Project Overview

This project applies interpretable machine learning techniques to predict employee attrition using logistic regression, with a focus on transparency and stakeholder communication. Both global and local model explanations are included, leveraging model coefficients and SHAP values.

Objective

Predict which employees are at risk of leaving the company and understand why, using:

Logistic Regression for interpretability.
SHAP Values for individualized explanations and global patterns.
A structured, end-to-end ML pipeline with preprocessing and evaluation.

1. Logistic Regression Coefficients (Global Explainability)

Logistic regression provides a direct mapping between feature values and their contribution to the log-odds of attrition.

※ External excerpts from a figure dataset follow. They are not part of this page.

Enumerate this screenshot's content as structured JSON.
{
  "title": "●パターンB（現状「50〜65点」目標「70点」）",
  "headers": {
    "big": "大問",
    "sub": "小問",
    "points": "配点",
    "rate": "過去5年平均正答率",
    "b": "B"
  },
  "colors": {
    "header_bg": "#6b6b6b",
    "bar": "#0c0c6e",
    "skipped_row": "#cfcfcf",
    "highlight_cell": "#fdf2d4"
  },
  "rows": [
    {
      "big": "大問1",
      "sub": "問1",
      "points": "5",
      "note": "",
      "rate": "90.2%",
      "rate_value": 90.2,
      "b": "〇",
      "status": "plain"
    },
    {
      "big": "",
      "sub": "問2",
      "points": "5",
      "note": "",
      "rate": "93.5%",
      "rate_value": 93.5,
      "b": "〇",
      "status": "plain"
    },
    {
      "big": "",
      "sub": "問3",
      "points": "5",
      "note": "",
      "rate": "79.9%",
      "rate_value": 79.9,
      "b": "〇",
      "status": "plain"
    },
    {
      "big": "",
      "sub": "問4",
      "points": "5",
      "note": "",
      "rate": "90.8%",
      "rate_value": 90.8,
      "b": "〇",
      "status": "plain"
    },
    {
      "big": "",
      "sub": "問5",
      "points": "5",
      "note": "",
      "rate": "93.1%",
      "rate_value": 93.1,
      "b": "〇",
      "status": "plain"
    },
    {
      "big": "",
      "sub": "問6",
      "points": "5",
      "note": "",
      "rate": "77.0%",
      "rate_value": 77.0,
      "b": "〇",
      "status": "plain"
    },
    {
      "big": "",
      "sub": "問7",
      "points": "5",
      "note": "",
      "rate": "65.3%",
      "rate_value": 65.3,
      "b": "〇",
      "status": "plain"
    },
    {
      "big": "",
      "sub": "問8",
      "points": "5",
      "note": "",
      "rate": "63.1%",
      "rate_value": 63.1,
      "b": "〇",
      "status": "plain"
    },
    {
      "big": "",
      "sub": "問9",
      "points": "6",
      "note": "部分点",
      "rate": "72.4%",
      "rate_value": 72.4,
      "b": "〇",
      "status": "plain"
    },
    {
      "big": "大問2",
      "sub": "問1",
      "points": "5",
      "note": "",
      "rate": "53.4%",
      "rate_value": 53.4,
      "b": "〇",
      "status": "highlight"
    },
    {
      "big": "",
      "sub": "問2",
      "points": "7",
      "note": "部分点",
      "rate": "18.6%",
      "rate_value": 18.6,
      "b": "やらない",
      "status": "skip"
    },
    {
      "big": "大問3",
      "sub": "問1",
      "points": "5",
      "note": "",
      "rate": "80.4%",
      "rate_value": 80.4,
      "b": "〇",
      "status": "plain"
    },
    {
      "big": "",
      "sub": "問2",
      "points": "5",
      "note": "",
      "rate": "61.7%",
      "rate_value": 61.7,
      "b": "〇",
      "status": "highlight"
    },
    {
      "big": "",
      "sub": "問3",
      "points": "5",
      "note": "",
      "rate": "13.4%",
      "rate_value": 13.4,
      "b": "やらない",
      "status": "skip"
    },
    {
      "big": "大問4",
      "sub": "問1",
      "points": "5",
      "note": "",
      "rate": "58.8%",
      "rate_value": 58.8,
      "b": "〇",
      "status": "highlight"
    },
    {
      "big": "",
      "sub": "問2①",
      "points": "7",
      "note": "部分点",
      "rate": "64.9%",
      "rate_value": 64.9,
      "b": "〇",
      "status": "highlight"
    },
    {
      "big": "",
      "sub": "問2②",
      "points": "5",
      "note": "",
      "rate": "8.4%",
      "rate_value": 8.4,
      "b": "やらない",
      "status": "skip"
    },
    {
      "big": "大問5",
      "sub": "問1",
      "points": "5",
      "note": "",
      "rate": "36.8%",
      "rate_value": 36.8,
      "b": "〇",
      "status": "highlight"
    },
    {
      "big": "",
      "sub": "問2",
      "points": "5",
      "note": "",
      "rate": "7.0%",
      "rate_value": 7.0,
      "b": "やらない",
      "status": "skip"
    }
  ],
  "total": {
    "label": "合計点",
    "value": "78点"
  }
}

Positive coefficients increase attrition risk.
Negative coefficients reduce it.

Key Highlights

Strongest Positive Predictors:
EducationField_Technical Degree, JobRole_Research Scientist, and BusinessTravel_Non-Travel.
Strongest Negative Predictors:
JobRole_Healthcare Representative, JobRole_Manager, and BusinessTravel_Travel_Rarely.
Minimal Impact Features:
Features like Gender, Education, and JobRole_Human Resources showed negligible coefficient values.

2. SHAP Value Interpretation (Global + Local Explainability)

SHAP values explain predictions on a per-observation basis and provide model-agnostic insights.

Each dot shows how a feature contributed to an individual prediction.
Color indicates feature value (blue = low, red = high).
Horizontal position reflects direction/magnitude of influence.

Key Global Insights (SHAP)

Most Influential Features:
NumCompaniesWorked, TotalWorkingYears, YearsWithCurrManager, and EnvironmentSatisfaction.
Contrast With Coefficients:
Some features with low coefficients (e.g. NumCompaniesWorked) had high SHAP impact—emphasizing their interaction effects or conditional relevance.

3. Final Thoughts

Coefficients tell us how the model is built.
SHAP tells us how the model behaves.
Together, they give a full picture: the “rules” (coefficients) and the “realities” (SHAP).

This project demonstrates the value of combining linear interpretability with model-agnostic explanation tools to surface actionable insights in HR analytics.

Repository Structure

.
├── data/
│   ├── raw/
│   └── processed/
├── models/
│   └── final_model_pipeline.pkl
├── notebooks/
│   ├── 01_eda.ipynb
│   ├── 02_preprocessing.ipynb
│   ├── 03_modeling.ipynb
│   ├── 04_explainability.ipynb
│   └── 05_final_report.ipynb
└── README.md

Next Steps

Add SHAP-based cohort profiling for team-level analysis.
Implement visual dashboards using Streamlit or Tableau.
Extend analysis with Random Forest or XGBoost for performance benchmarking.